The state of Python 3 adoption
The first version of Python 3 was released 9 years ago. Unfortunately, Python 2.7 is still leading in some fields. With 2017 coming to an end soon, let's have a look at the current state of the Python adoption.
Firstly, If you haven't read the recent developer survey about Python's ecosystem by JetBrains then I suggest reading it.
In this article, I want to share another way of estimating usage by looking at PyPI download statistics. Fortunately, the data is publicly available and stored in the BigQuery database. To start using it, you just need a google account and basic SQL knowledge.
Here is how to aggregate package statistics for the past 30 days:
SELECT
SUBSTR(details.python, 0, 3) as python_version,
COUNT(*) as download_count,
FROM
TABLE_DATE_RANGE(
[the-psf:pypi.downloads],
DATE_ADD(CURRENT_TIMESTAMP(), -30, "days"),
CURRENT_TIMESTAMP()
)
WHERE
details.installer.name='pip' and
file.project = 'numpy'
GROUP BY
python_version,
ORDER BY
download_count DESC
LIMIT 100
Visualization of statistics
To get an idea about Python's version distribution, let's visualize relative frequency of download statistics.
Below, I provided usage statistics for the following packages: bokeh, celery, click, cython, django, flask, gensim, jupyter, keras, lxml, matplotlib, nltk, numpy, pandas, pillow, requests, scipy, scrapy, sklearn, spacy, tensorflow and xgboost.
We can the see shifts in the distributions towards Python 3 when looking at Django, Jypiter, spaCy, Cython and Celery.
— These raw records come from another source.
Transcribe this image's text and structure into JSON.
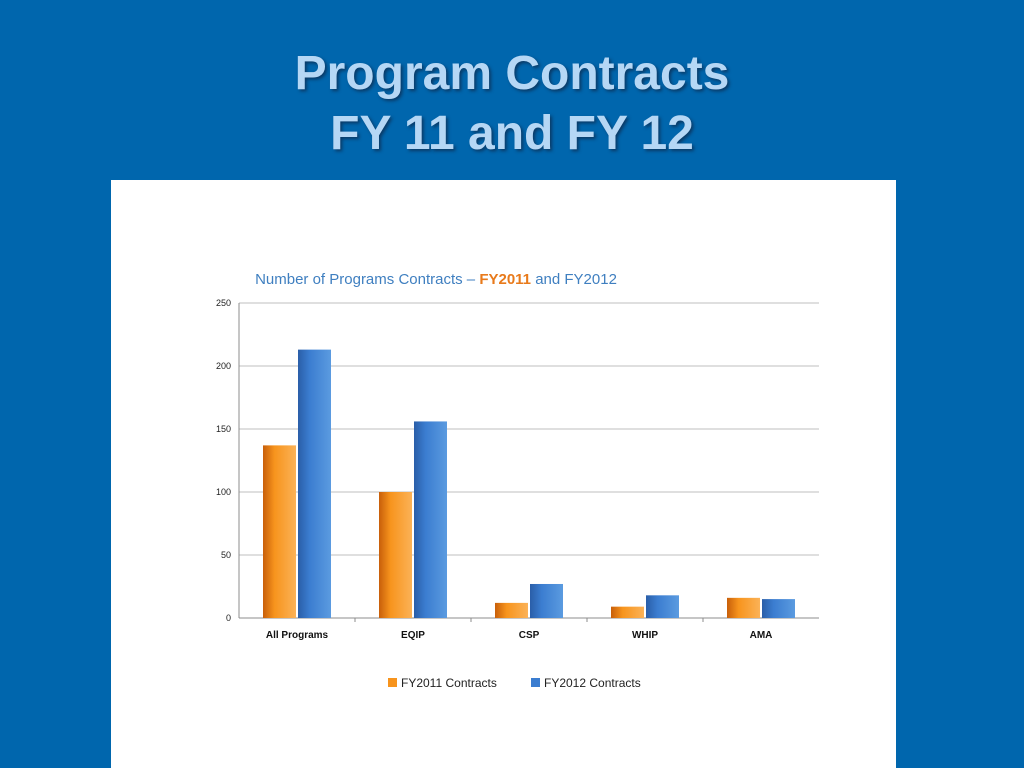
{
  "slide": {
    "title_line1": "Program Contracts",
    "title_line2": "FY 11 and FY 12"
  },
  "colors": {
    "background": "#0066ad",
    "title": "#b5d7f5",
    "chart_title": "#3f7fc0",
    "fy2011_highlight": "#e87a1b",
    "fy2011_bar": "#f7941d",
    "fy2012_bar": "#3b7dd0",
    "grid": "#bfbfbf"
  },
  "chart_data": {
    "type": "bar",
    "title_parts": [
      "Number of Programs Contracts – ",
      "FY2011",
      " and FY2012"
    ],
    "categories": [
      "All Programs",
      "EQIP",
      "CSP",
      "WHIP",
      "AMA"
    ],
    "series": [
      {
        "name": "FY2011 Contracts",
        "values": [
          137,
          100,
          12,
          9,
          16
        ]
      },
      {
        "name": "FY2012 Contracts",
        "values": [
          213,
          156,
          27,
          18,
          15
        ]
      }
    ],
    "ylim": [
      0,
      250
    ],
    "yticks": [
      0,
      50,
      100,
      150,
      200,
      250
    ],
    "grid": true,
    "legend_position": "bottom"
  }
}
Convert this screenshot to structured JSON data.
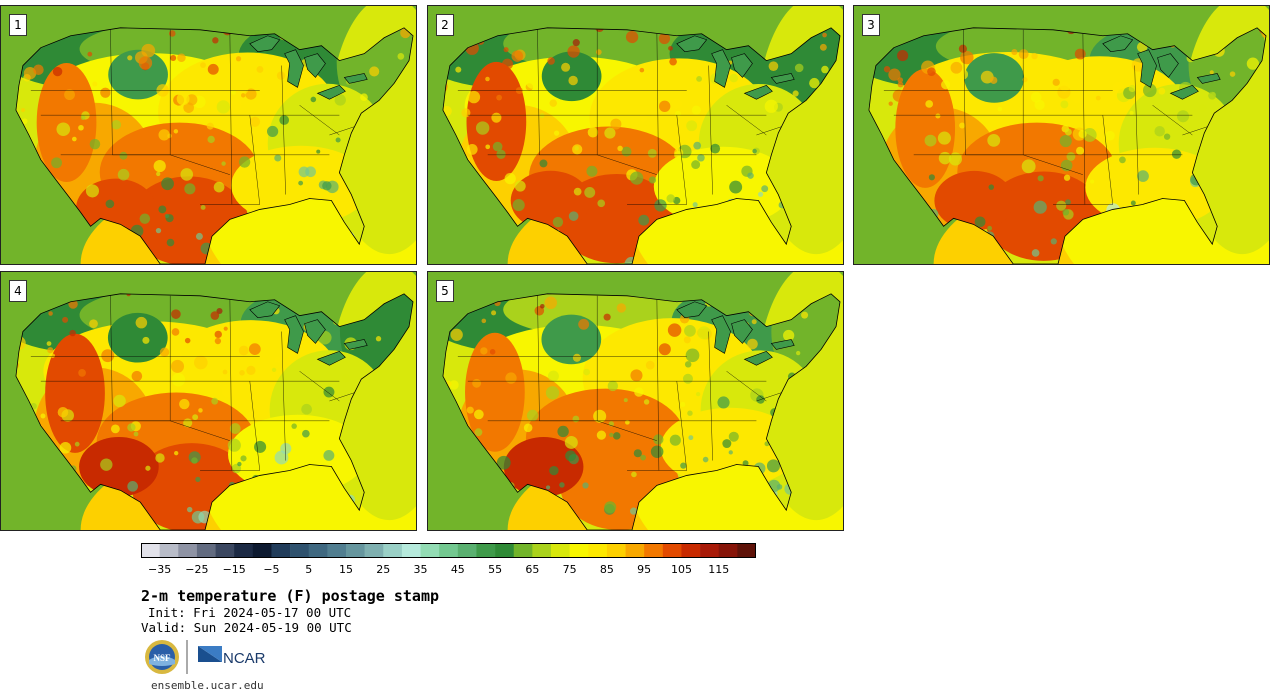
{
  "panels": [
    {
      "label": "1"
    },
    {
      "label": "2"
    },
    {
      "label": "3"
    },
    {
      "label": "4"
    },
    {
      "label": "5"
    }
  ],
  "colorbar": {
    "colors": [
      "#e2e2ea",
      "#b8bcc8",
      "#8e93a4",
      "#626b80",
      "#3b4760",
      "#1c2a44",
      "#0d1a30",
      "#213c5a",
      "#2f526e",
      "#3f6880",
      "#517e90",
      "#66969e",
      "#7fb0b0",
      "#9ad0c6",
      "#b6eadc",
      "#93dcb4",
      "#73c890",
      "#5ab070",
      "#3f9a4a",
      "#2f8a36",
      "#72b42a",
      "#aad21c",
      "#d8e80c",
      "#f8f600",
      "#fde800",
      "#fdd000",
      "#f8a800",
      "#f27800",
      "#e24a00",
      "#c82a00",
      "#a81a08",
      "#861408",
      "#5e1208"
    ],
    "tick_labels": [
      "−35",
      "−25",
      "−15",
      "−5",
      "5",
      "15",
      "25",
      "35",
      "45",
      "55",
      "65",
      "75",
      "85",
      "95",
      "105",
      "115"
    ],
    "tick_values": [
      -35,
      -25,
      -15,
      -5,
      5,
      15,
      25,
      35,
      45,
      55,
      65,
      75,
      85,
      95,
      105,
      115
    ],
    "min": -40,
    "max": 125
  },
  "title": "2-m temperature (F) postage stamp",
  "init": "Init: Fri 2024-05-17 00 UTC",
  "valid": "Valid: Sun 2024-05-19 00 UTC",
  "logos": {
    "nsf": "NSF",
    "ncar": "NCAR"
  },
  "website": "ensemble.ucar.edu"
}
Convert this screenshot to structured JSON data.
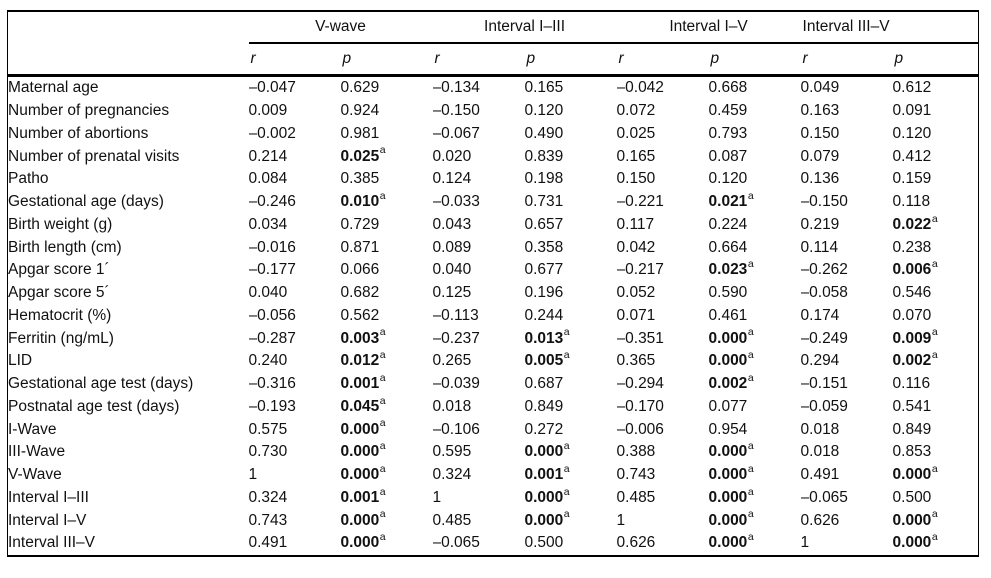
{
  "table": {
    "groups": [
      "V-wave",
      "Interval I–III",
      "Interval I–V",
      "Interval III–V"
    ],
    "subheaders": [
      "r",
      "p",
      "r",
      "p",
      "r",
      "p",
      "r",
      "p"
    ],
    "footnote_marker": "a",
    "rows": [
      {
        "label": "Maternal age",
        "cells": [
          {
            "t": "–0.047"
          },
          {
            "t": "0.629"
          },
          {
            "t": "–0.134"
          },
          {
            "t": "0.165"
          },
          {
            "t": "–0.042"
          },
          {
            "t": "0.668"
          },
          {
            "t": "0.049"
          },
          {
            "t": "0.612"
          }
        ]
      },
      {
        "label": "Number of pregnancies",
        "cells": [
          {
            "t": "0.009"
          },
          {
            "t": "0.924"
          },
          {
            "t": "–0.150"
          },
          {
            "t": "0.120"
          },
          {
            "t": "0.072"
          },
          {
            "t": "0.459"
          },
          {
            "t": "0.163"
          },
          {
            "t": "0.091"
          }
        ]
      },
      {
        "label": "Number of abortions",
        "cells": [
          {
            "t": "–0.002"
          },
          {
            "t": "0.981"
          },
          {
            "t": "–0.067"
          },
          {
            "t": "0.490"
          },
          {
            "t": "0.025"
          },
          {
            "t": "0.793"
          },
          {
            "t": "0.150"
          },
          {
            "t": "0.120"
          }
        ]
      },
      {
        "label": "Number of prenatal visits",
        "cells": [
          {
            "t": "0.214"
          },
          {
            "t": "0.025",
            "sig": true
          },
          {
            "t": "0.020"
          },
          {
            "t": "0.839"
          },
          {
            "t": "0.165"
          },
          {
            "t": "0.087"
          },
          {
            "t": "0.079"
          },
          {
            "t": "0.412"
          }
        ]
      },
      {
        "label": "Patho",
        "cells": [
          {
            "t": "0.084"
          },
          {
            "t": "0.385"
          },
          {
            "t": "0.124"
          },
          {
            "t": "0.198"
          },
          {
            "t": "0.150"
          },
          {
            "t": "0.120"
          },
          {
            "t": "0.136"
          },
          {
            "t": "0.159"
          }
        ]
      },
      {
        "label": "Gestational age (days)",
        "cells": [
          {
            "t": "–0.246"
          },
          {
            "t": "0.010",
            "sig": true
          },
          {
            "t": "–0.033"
          },
          {
            "t": "0.731"
          },
          {
            "t": "–0.221"
          },
          {
            "t": "0.021",
            "sig": true
          },
          {
            "t": "–0.150"
          },
          {
            "t": "0.118"
          }
        ]
      },
      {
        "label": "Birth weight (g)",
        "cells": [
          {
            "t": "0.034"
          },
          {
            "t": "0.729"
          },
          {
            "t": "0.043"
          },
          {
            "t": "0.657"
          },
          {
            "t": "0.117"
          },
          {
            "t": "0.224"
          },
          {
            "t": "0.219"
          },
          {
            "t": "0.022",
            "sig": true
          }
        ]
      },
      {
        "label": "Birth length (cm)",
        "cells": [
          {
            "t": "–0.016"
          },
          {
            "t": "0.871"
          },
          {
            "t": "0.089"
          },
          {
            "t": "0.358"
          },
          {
            "t": "0.042"
          },
          {
            "t": "0.664"
          },
          {
            "t": "0.114"
          },
          {
            "t": "0.238"
          }
        ]
      },
      {
        "label": "Apgar score 1´",
        "cells": [
          {
            "t": "–0.177"
          },
          {
            "t": "0.066"
          },
          {
            "t": "0.040"
          },
          {
            "t": "0.677"
          },
          {
            "t": "–0.217"
          },
          {
            "t": "0.023",
            "sig": true
          },
          {
            "t": "–0.262"
          },
          {
            "t": "0.006",
            "sig": true
          }
        ]
      },
      {
        "label": "Apgar score 5´",
        "cells": [
          {
            "t": "0.040"
          },
          {
            "t": "0.682"
          },
          {
            "t": "0.125"
          },
          {
            "t": "0.196"
          },
          {
            "t": "0.052"
          },
          {
            "t": "0.590"
          },
          {
            "t": "–0.058"
          },
          {
            "t": "0.546"
          }
        ]
      },
      {
        "label": "Hematocrit (%)",
        "cells": [
          {
            "t": "–0.056"
          },
          {
            "t": "0.562"
          },
          {
            "t": "–0.113"
          },
          {
            "t": "0.244"
          },
          {
            "t": "0.071"
          },
          {
            "t": "0.461"
          },
          {
            "t": "0.174"
          },
          {
            "t": "0.070"
          }
        ]
      },
      {
        "label": "Ferritin (ng/mL)",
        "cells": [
          {
            "t": "–0.287"
          },
          {
            "t": "0.003",
            "sig": true
          },
          {
            "t": "–0.237"
          },
          {
            "t": "0.013",
            "sig": true
          },
          {
            "t": "–0.351"
          },
          {
            "t": "0.000",
            "sig": true
          },
          {
            "t": "–0.249"
          },
          {
            "t": "0.009",
            "sig": true
          }
        ]
      },
      {
        "label": "LID",
        "cells": [
          {
            "t": "0.240"
          },
          {
            "t": "0.012",
            "sig": true
          },
          {
            "t": "0.265"
          },
          {
            "t": "0.005",
            "sig": true
          },
          {
            "t": "0.365"
          },
          {
            "t": "0.000",
            "sig": true
          },
          {
            "t": "0.294"
          },
          {
            "t": "0.002",
            "sig": true
          }
        ]
      },
      {
        "label": "Gestational age test (days)",
        "cells": [
          {
            "t": "–0.316"
          },
          {
            "t": "0.001",
            "sig": true
          },
          {
            "t": "–0.039"
          },
          {
            "t": "0.687"
          },
          {
            "t": "–0.294"
          },
          {
            "t": "0.002",
            "sig": true
          },
          {
            "t": "–0.151"
          },
          {
            "t": "0.116"
          }
        ]
      },
      {
        "label": "Postnatal age test (days)",
        "cells": [
          {
            "t": "–0.193"
          },
          {
            "t": "0.045",
            "sig": true
          },
          {
            "t": "0.018"
          },
          {
            "t": "0.849"
          },
          {
            "t": "–0.170"
          },
          {
            "t": "0.077"
          },
          {
            "t": "–0.059"
          },
          {
            "t": "0.541"
          }
        ]
      },
      {
        "label": "I-Wave",
        "cells": [
          {
            "t": "0.575"
          },
          {
            "t": "0.000",
            "sig": true
          },
          {
            "t": "–0.106"
          },
          {
            "t": "0.272"
          },
          {
            "t": "–0.006"
          },
          {
            "t": "0.954"
          },
          {
            "t": "0.018"
          },
          {
            "t": "0.849"
          }
        ]
      },
      {
        "label": "III-Wave",
        "cells": [
          {
            "t": "0.730"
          },
          {
            "t": "0.000",
            "sig": true
          },
          {
            "t": "0.595"
          },
          {
            "t": "0.000",
            "sig": true
          },
          {
            "t": "0.388"
          },
          {
            "t": "0.000",
            "sig": true
          },
          {
            "t": "0.018"
          },
          {
            "t": "0.853"
          }
        ]
      },
      {
        "label": "V-Wave",
        "cells": [
          {
            "t": "1"
          },
          {
            "t": "0.000",
            "sig": true
          },
          {
            "t": "0.324"
          },
          {
            "t": "0.001",
            "sig": true
          },
          {
            "t": "0.743"
          },
          {
            "t": "0.000",
            "sig": true
          },
          {
            "t": "0.491"
          },
          {
            "t": "0.000",
            "sig": true
          }
        ]
      },
      {
        "label": "Interval I–III",
        "cells": [
          {
            "t": "0.324"
          },
          {
            "t": "0.001",
            "sig": true
          },
          {
            "t": "1"
          },
          {
            "t": "0.000",
            "sig": true
          },
          {
            "t": "0.485"
          },
          {
            "t": "0.000",
            "sig": true
          },
          {
            "t": "–0.065"
          },
          {
            "t": "0.500"
          }
        ]
      },
      {
        "label": "Interval I–V",
        "cells": [
          {
            "t": "0.743"
          },
          {
            "t": "0.000",
            "sig": true
          },
          {
            "t": "0.485"
          },
          {
            "t": "0.000",
            "sig": true
          },
          {
            "t": "1"
          },
          {
            "t": "0.000",
            "sig": true
          },
          {
            "t": "0.626"
          },
          {
            "t": "0.000",
            "sig": true
          }
        ]
      },
      {
        "label": "Interval III–V",
        "cells": [
          {
            "t": "0.491"
          },
          {
            "t": "0.000",
            "sig": true
          },
          {
            "t": "–0.065"
          },
          {
            "t": "0.500"
          },
          {
            "t": "0.626"
          },
          {
            "t": "0.000",
            "sig": true
          },
          {
            "t": "1"
          },
          {
            "t": "0.000",
            "sig": true
          }
        ]
      }
    ]
  }
}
In case of the Django and Celery, there is a good reason for that — they dropped support for Python 2.
However, don't be confused by the numbers, PyPi isn't the best way to get an accurate statistics. Many of the downloads are generated by automated bots, such as continuous integration tools, mirroring clients and tox testing. In reality, the real usage of Python 2.7 should be smaller. Also, it's worth mentioning that many Linux distributions still using Python 2.
p.s. There is no reason to use Python 2 in the upcoming year and I'm not advocating it.